31.05.2024 medyascope.tv

31 Mayıs 2024’te medyascope.tv'de yaptığımız Haftaya Bakış’ı yayına Tania Taşçıoğlu Baykal hazırladı

Ruşen Çakır: Merhaba, iyi günler. “Haftaya Bakış”la karşınızdayız. Bu hafta Kadri Gürsel yurtdışında olduğu için aramızda yok maalesef. Biz yine bir zamanlar olduğu gibi haftanın olaylarını Kemal Can’la baş başa yorumlayacağız. Kemal, merhaba.
Kemal Can: Merhaba Ruşen.

Ruşen Çakır: Hazır Kadri de yokken rahat rahat istediğimiz gibi oto-sansürsüz konuşabiliriz. Ben Pazartesi ve salı Güneydoğu’daydım biliyorsun. Dört şehirde, belediye eş başkanları ile röportaj yaptım. İkisi yayınlandı. Üçüncüsü Batman bugün, Van da yarın yayınlanacak. Benim gündemim çok yoğundu, o yüzden olup bitenlere fazla bakamadım. Kemal Kılıçdaroğlu’nun KRT yayınına çıktığını ve açıklamalarını gördüm; ama yayını izlemedim.
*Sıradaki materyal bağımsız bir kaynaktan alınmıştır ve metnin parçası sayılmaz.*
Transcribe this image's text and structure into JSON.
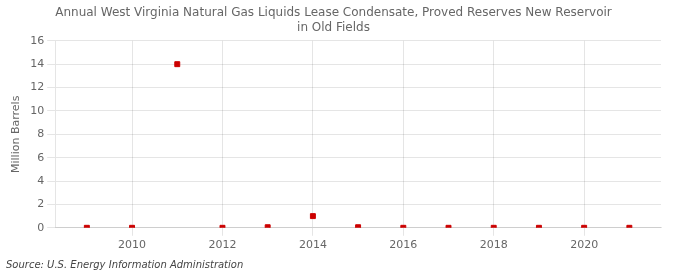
{
  "chart_data": {
    "type": "scatter",
    "title": "Annual West Virginia Natural Gas Liquids Lease Condensate, Proved Reserves New Reservoir\nin Old Fields",
    "y_label": "Million Barrels",
    "source": "Source: U.S. Energy Information Administration",
    "x": [
      2009,
      2010,
      2011,
      2012,
      2013,
      2014,
      2015,
      2016,
      2017,
      2018,
      2019,
      2020,
      2021
    ],
    "values": [
      0.0,
      0.0,
      14.0,
      0.0,
      0.05,
      1.0,
      0.05,
      0.0,
      0.0,
      0.0,
      0.0,
      0.0,
      0.0
    ],
    "color": "#cc0000",
    "marker": "square",
    "xlim": [
      2008.3,
      2021.7
    ],
    "xticks": [
      2010,
      2012,
      2014,
      2016,
      2018,
      2020
    ],
    "ylim": [
      0,
      16
    ],
    "yticks": [
      0,
      2,
      4,
      6,
      8,
      10,
      12,
      14,
      16
    ],
    "grid": true
  }
}
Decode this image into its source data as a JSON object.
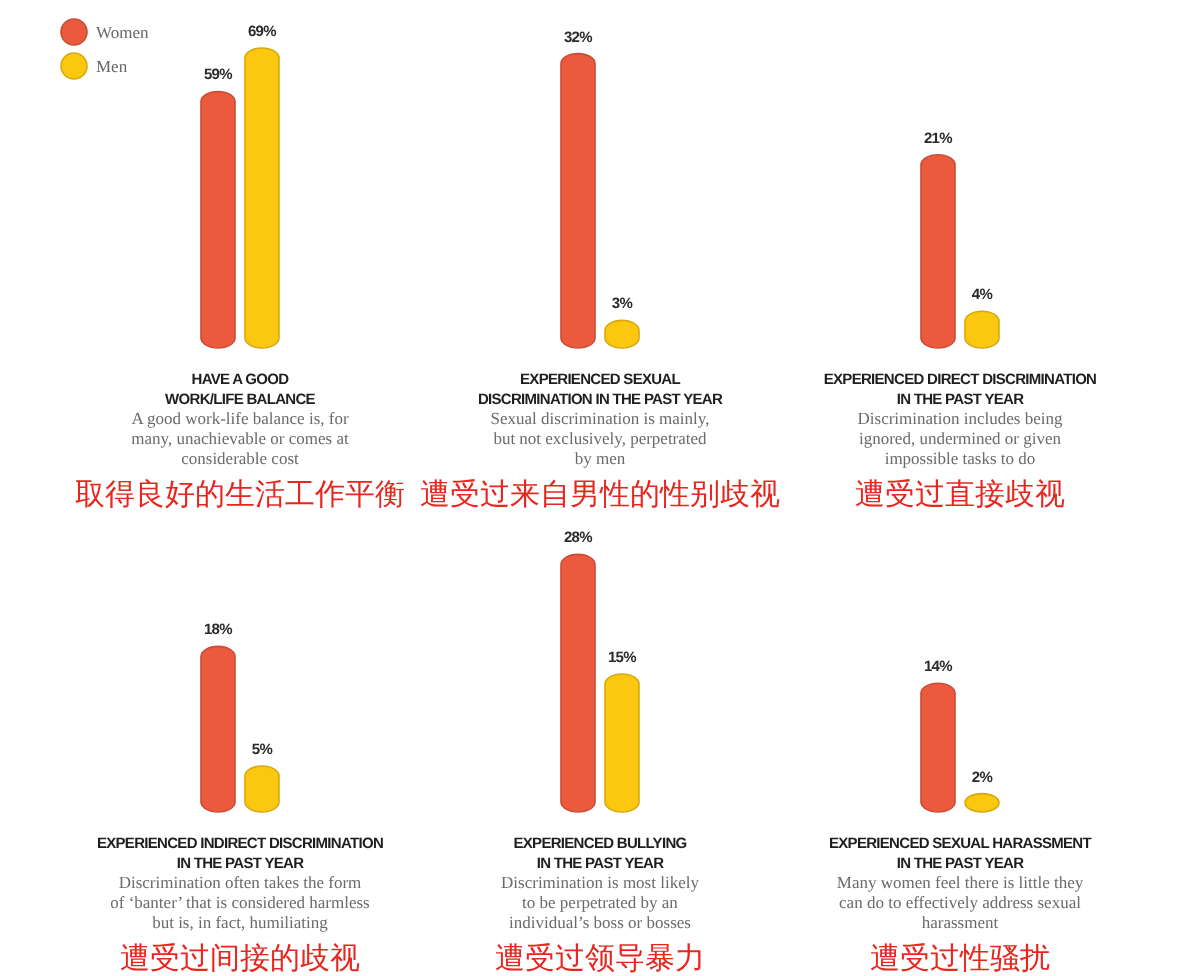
{
  "chart_data": [
    {
      "type": "bar",
      "title": "HAVE A GOOD\nWORK/LIFE BALANCE",
      "subtitle": "A good work-life balance is, for\nmany, unachievable or comes at\nconsiderable cost",
      "annotations": [
        "取得良好的生活工作平衡"
      ],
      "categories": [
        null
      ],
      "legend": "top left",
      "series": [
        {
          "name": "Women",
          "color": "#ec5a3e",
          "values": [
            59
          ],
          "value_labels": [
            "59%"
          ]
        },
        {
          "name": "Men",
          "color": "#fcc80f",
          "values": [
            69
          ],
          "value_labels": [
            "69%"
          ]
        }
      ]
    },
    {
      "type": "bar",
      "title": "EXPERIENCED SEXUAL\nDISCRIMINATION IN THE PAST YEAR",
      "subtitle": "Sexual discrimination is mainly,\nbut not exclusively, perpetrated\nby men",
      "annotations": [
        "遭受过来自男性的性别歧视"
      ],
      "categories": [
        null
      ],
      "series": [
        {
          "color": "#ec5a3e",
          "values": [
            32
          ],
          "value_labels": [
            "32%"
          ]
        },
        {
          "color": "#fcc80f",
          "values": [
            3
          ],
          "value_labels": [
            "3%"
          ]
        }
      ]
    },
    {
      "type": "bar",
      "title": "EXPERIENCED DIRECT DISCRIMINATION\nIN THE PAST YEAR",
      "subtitle": "Discrimination includes being\nignored, undermined or given\nimpossible tasks to do",
      "annotations": [
        "遭受过直接歧视"
      ],
      "categories": [
        null
      ],
      "series": [
        {
          "color": "#ec5a3e",
          "values": [
            21
          ],
          "value_labels": [
            "21%"
          ]
        },
        {
          "color": "#fcc80f",
          "values": [
            4
          ],
          "value_labels": [
            "4%"
          ]
        }
      ]
    },
    {
      "type": "bar",
      "title": "EXPERIENCED INDIRECT DISCRIMINATION\nIN THE PAST YEAR",
      "subtitle": "Discrimination often takes the form\nof ‘banter’ that is considered harmless\nbut is, in fact, humiliating",
      "annotations": [
        "遭受过间接的歧视"
      ],
      "categories": [
        null
      ],
      "series": [
        {
          "color": "#ec5a3e",
          "values": [
            18
          ],
          "value_labels": [
            "18%"
          ]
        },
        {
          "color": "#fcc80f",
          "values": [
            5
          ],
          "value_labels": [
            "5%"
          ]
        }
      ]
    },
    {
      "type": "bar",
      "title": "EXPERIENCED BULLYING\nIN THE PAST YEAR",
      "subtitle": "Discrimination is most likely\nto be perpetrated by an\nindividual’s boss or bosses",
      "annotations": [
        "遭受过领导暴力"
      ],
      "categories": [
        null
      ],
      "series": [
        {
          "color": "#ec5a3e",
          "values": [
            28
          ],
          "value_labels": [
            "28%"
          ]
        },
        {
          "color": "#fcc80f",
          "values": [
            15
          ],
          "value_labels": [
            "15%"
          ]
        }
      ]
    },
    {
      "type": "bar",
      "title": "EXPERIENCED SEXUAL HARASSMENT\nIN THE PAST YEAR",
      "subtitle": "Many women feel there is little they\ncan do to effectively address sexual\nharassment",
      "annotations": [
        "遭受过性骚扰"
      ],
      "categories": [
        null
      ],
      "series": [
        {
          "color": "#ec5a3e",
          "values": [
            14
          ],
          "value_labels": [
            "14%"
          ]
        },
        {
          "color": "#fcc80f",
          "values": [
            2
          ],
          "value_labels": [
            "2%"
          ]
        }
      ]
    }
  ]
}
Okudum. Şöyle bir baktım. İzleme ihtiyâcı hissetmedim açıkçası. Başlıklar yeterince anlamlıydı. Şöyle düşündüm: CHP seçimden başarısız çıksa, Kemal Kılıçdaroğlu ya da muhâlif olan kişiler o andan îtibâren başlardı. Ya da: “CHP seçimden başarılı çıktı, ama sonrasında her şeyi yüzüne gözüne bulaştırdı” gibi bir durum olsa, açıklayıcı bir şey olabilirdi. Ama bence öyle bir durum da yok. Daha çok erken. Daha siyâset yavaş yavaş ısınıyor. Bana, çıkışının zamanlaması değil de, çıkmasının bir anlamı yokmuş gibi geldi.
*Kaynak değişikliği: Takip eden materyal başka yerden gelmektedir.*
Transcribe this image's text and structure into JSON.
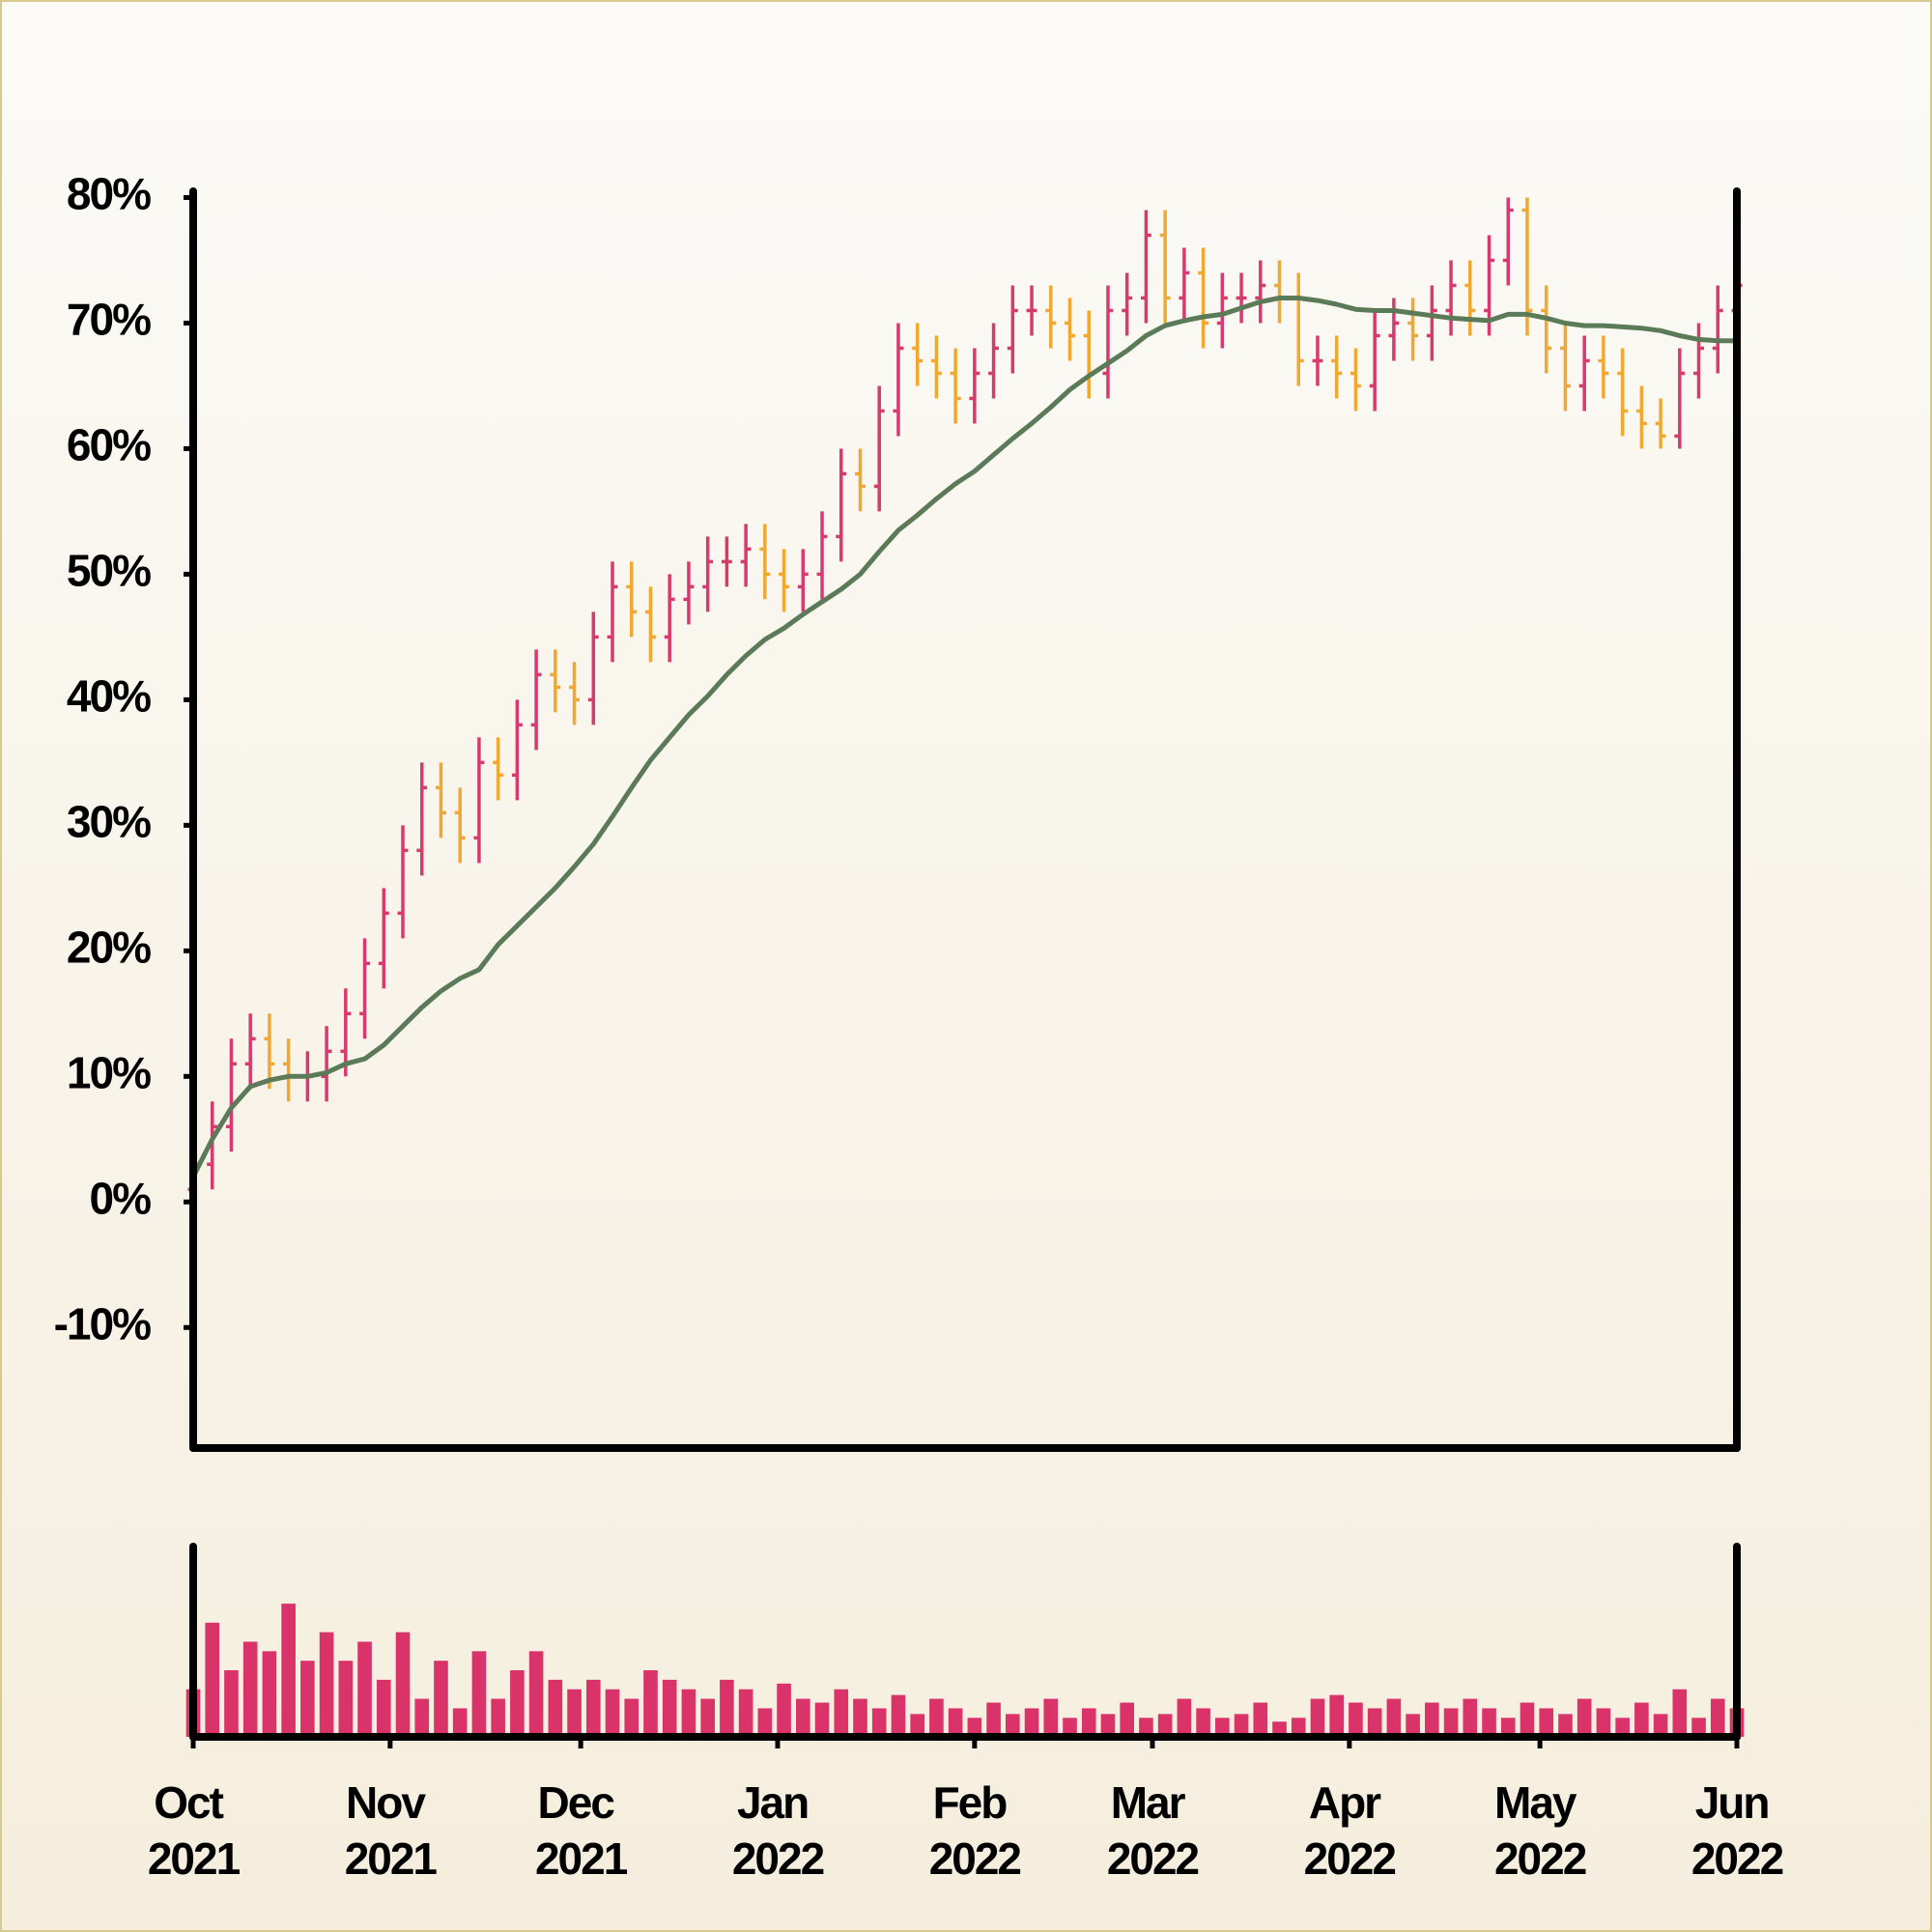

Bir de Kılıçdaroğlu’nun söyledikleri çok ilginç. Aday olmasını, “Arkamdan ittiler” gibi bir havada söylemiş olması, benim bildiğim süreçle uyuşmuyor. Çünkü Kılıçdaroğlu’nun çok yakınındaki isimlerden, adaylık için çok önceden çalıştığını ve kendisini hazırladığını biliyordum. Hattâ bu konuyu seninle de konuştuk; birçok yayında da söyledim. Bir diğer husus da, “Delege çağırırsa neden olmasın? Tekrar aday olurum” demesi. Diyelim ki Özgür Özel-Ekrem İmamoğlu ikilisi partiyi uçurumdan aşağı sürüklüyor; CHP’nin çözümünün Kemal Kılıçdaroğlu olması gibi bir seçenek bana hiç gerçekçi gelmiyor. Tamam, siyâseten hâlâ birtakım beklentileri olabilir, ama bana göre çok yanlış bir yerden gidiyor. Bu ne işe yaradı? CHP’nin ne hayrına oldu? Özgür Özel ile baş başa konuştuğunu biliyoruz. O kanallar açık. Onlara yönelik birtakım eleştirileri varsa, zâten söyleyebiliyor. Kamuoyunun karşısına böyle bir yayınla çıkıp bunları söylemekle eline ne geçti? Açıkçası kestiremiyorum. Benim atladığım bir şey mi var?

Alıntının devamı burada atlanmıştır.